On web machine install just apache with mod_jk to redirect the requests to tomcat/jboss.
In this case you don't need java on this machine.
You can also separate your jsp container (e.g. tomcat/jboss) and your app server in this case you you will need to install java where you have your web container.
Generally where there is a need of higher security people combine the above mentioned possibilities. Thin web layer (apache + no java) + Web container (e.g. tomcat) + app layer (jboss/glassfish)
The first solution is normally the standard one.
Your scenario reminds me of SiteMinder. It was used to access control into our application. It has built in HTTP forwarding so from the user's perspective the browser talks to siteminder and siteminder talks to the real application. They both use session cookies and siteminder's called SMSESSION while the app's called JSESSIONID so there is no conflict.
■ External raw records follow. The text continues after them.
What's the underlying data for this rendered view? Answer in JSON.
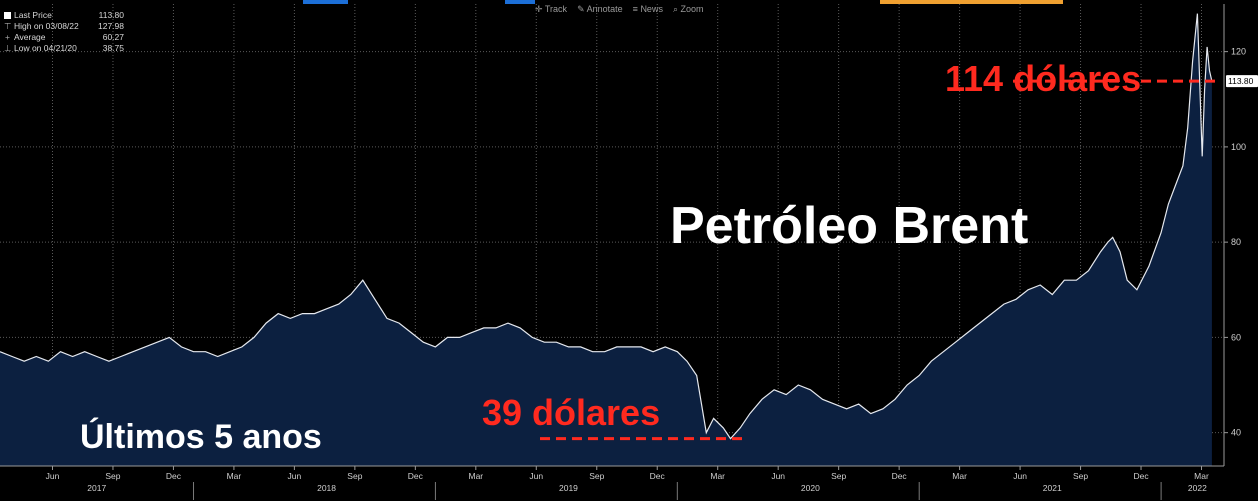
{
  "toolbar": {
    "track": "Track",
    "annotate": "Annotate",
    "news": "News",
    "zoom": "Zoom"
  },
  "legend": {
    "last_label": "Last Price",
    "last_value": "113.80",
    "high_label": "High on 03/08/22",
    "high_value": "127.98",
    "avg_label": "Average",
    "avg_value": "60.27",
    "low_label": "Low on 04/21/20",
    "low_value": "38.75"
  },
  "annotations": {
    "title": "Petróleo Brent",
    "subtitle": "Últimos 5 anos",
    "high_note": "114 dólares",
    "low_note": "39 dólares"
  },
  "colors": {
    "background": "#000000",
    "area_fill": "#0c2040",
    "line": "#e6e9ef",
    "grid": "#5a5a5a",
    "annotation_red": "#ff2a1f",
    "topbar_blue": "#1c6fd8",
    "topbar_orange": "#f0a030"
  },
  "chart_data": {
    "type": "area",
    "ylim": [
      33,
      130
    ],
    "yticks": [
      40,
      60,
      80,
      100,
      120
    ],
    "last_price_label": "113.80",
    "month_ticks": [
      {
        "label": "Jun",
        "t": 2017.417
      },
      {
        "label": "Sep",
        "t": 2017.667
      },
      {
        "label": "Dec",
        "t": 2017.917
      },
      {
        "label": "Mar",
        "t": 2018.167
      },
      {
        "label": "Jun",
        "t": 2018.417
      },
      {
        "label": "Sep",
        "t": 2018.667
      },
      {
        "label": "Dec",
        "t": 2018.917
      },
      {
        "label": "Mar",
        "t": 2019.167
      },
      {
        "label": "Jun",
        "t": 2019.417
      },
      {
        "label": "Sep",
        "t": 2019.667
      },
      {
        "label": "Dec",
        "t": 2019.917
      },
      {
        "label": "Mar",
        "t": 2020.167
      },
      {
        "label": "Jun",
        "t": 2020.417
      },
      {
        "label": "Sep",
        "t": 2020.667
      },
      {
        "label": "Dec",
        "t": 2020.917
      },
      {
        "label": "Mar",
        "t": 2021.167
      },
      {
        "label": "Jun",
        "t": 2021.417
      },
      {
        "label": "Sep",
        "t": 2021.667
      },
      {
        "label": "Dec",
        "t": 2021.917
      },
      {
        "label": "Mar",
        "t": 2022.167
      }
    ],
    "year_ticks": [
      {
        "label": "2017",
        "t": 2017.6
      },
      {
        "label": "2018",
        "t": 2018.55
      },
      {
        "label": "2019",
        "t": 2019.55
      },
      {
        "label": "2020",
        "t": 2020.55
      },
      {
        "label": "2021",
        "t": 2021.55
      },
      {
        "label": "2022",
        "t": 2022.15
      }
    ],
    "year_separators": [
      2018.0,
      2019.0,
      2020.0,
      2021.0,
      2022.0
    ],
    "annotation_levels": {
      "high": 113.8,
      "low": 38.75
    },
    "series": [
      {
        "x": [
          2017.2,
          2017.25,
          2017.3,
          2017.35,
          2017.4,
          2017.45,
          2017.5,
          2017.55,
          2017.6,
          2017.65,
          2017.7,
          2017.75,
          2017.8,
          2017.85,
          2017.9,
          2017.95,
          2018.0,
          2018.05,
          2018.1,
          2018.15,
          2018.2,
          2018.25,
          2018.3,
          2018.35,
          2018.4,
          2018.45,
          2018.5,
          2018.55,
          2018.6,
          2018.65,
          2018.7,
          2018.75,
          2018.8,
          2018.85,
          2018.9,
          2018.95,
          2019.0,
          2019.05,
          2019.1,
          2019.15,
          2019.2,
          2019.25,
          2019.3,
          2019.35,
          2019.4,
          2019.45,
          2019.5,
          2019.55,
          2019.6,
          2019.65,
          2019.7,
          2019.75,
          2019.8,
          2019.85,
          2019.9,
          2019.95,
          2020.0,
          2020.04,
          2020.08,
          2020.12,
          2020.15,
          2020.19,
          2020.22,
          2020.26,
          2020.3,
          2020.35,
          2020.4,
          2020.45,
          2020.5,
          2020.55,
          2020.6,
          2020.65,
          2020.7,
          2020.75,
          2020.8,
          2020.85,
          2020.9,
          2020.95,
          2021.0,
          2021.05,
          2021.1,
          2021.15,
          2021.2,
          2021.25,
          2021.3,
          2021.35,
          2021.4,
          2021.45,
          2021.5,
          2021.55,
          2021.6,
          2021.65,
          2021.7,
          2021.75,
          2021.78,
          2021.8,
          2021.83,
          2021.86,
          2021.9,
          2021.95,
          2022.0,
          2022.03,
          2022.06,
          2022.09,
          2022.11,
          2022.13,
          2022.15,
          2022.17,
          2022.18,
          2022.19,
          2022.2,
          2022.21
        ],
        "y": [
          57,
          56,
          55,
          56,
          55,
          57,
          56,
          57,
          56,
          55,
          56,
          57,
          58,
          59,
          60,
          58,
          57,
          57,
          56,
          57,
          58,
          60,
          63,
          65,
          64,
          65,
          65,
          66,
          67,
          69,
          72,
          68,
          64,
          63,
          61,
          59,
          58,
          60,
          60,
          61,
          62,
          62,
          63,
          62,
          60,
          59,
          59,
          58,
          58,
          57,
          57,
          58,
          58,
          58,
          57,
          58,
          57,
          55,
          52,
          40,
          43,
          41,
          38.75,
          41,
          44,
          47,
          49,
          48,
          50,
          49,
          47,
          46,
          45,
          46,
          44,
          45,
          47,
          50,
          52,
          55,
          57,
          59,
          61,
          63,
          65,
          67,
          68,
          70,
          71,
          69,
          72,
          72,
          74,
          78,
          80,
          81,
          78,
          72,
          70,
          75,
          82,
          88,
          92,
          96,
          104,
          118,
          127.98,
          98,
          112,
          121,
          116,
          113.8
        ]
      }
    ]
  }
}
A common deployment is to use Apache fronting servers to serve static content and forwarding requests for dynamic content to the JSP server. This is mainly for performance reasons, Apache being both faster at serving content and reducing the load on the JSP server.
I don't see any reason why you couldn't, for example, use IIS as the fronting server (removing Java from the equation), although with the wealth Apache modules and accompanying information about the configuration I think you might be making life difficult for yourself if you did.
Short answer - No.
Long answer -
It depends on the needs of your application. There are a few reasons why you would want to have the web server on a different physical machine:
You want to have the web server serve
the static content, and leave the app
server free to only process
servlet/jsp content
You wish to implement software based
load balancing. You would have the
apache server proxy requests to
multiple backing app servers
In your login example, the html page is served by apache, and the action of the html form points to your servlet for processing - so JBoss/java will still manage the session. Keep in mind that any static content you want apache to server will need to be present on the web server.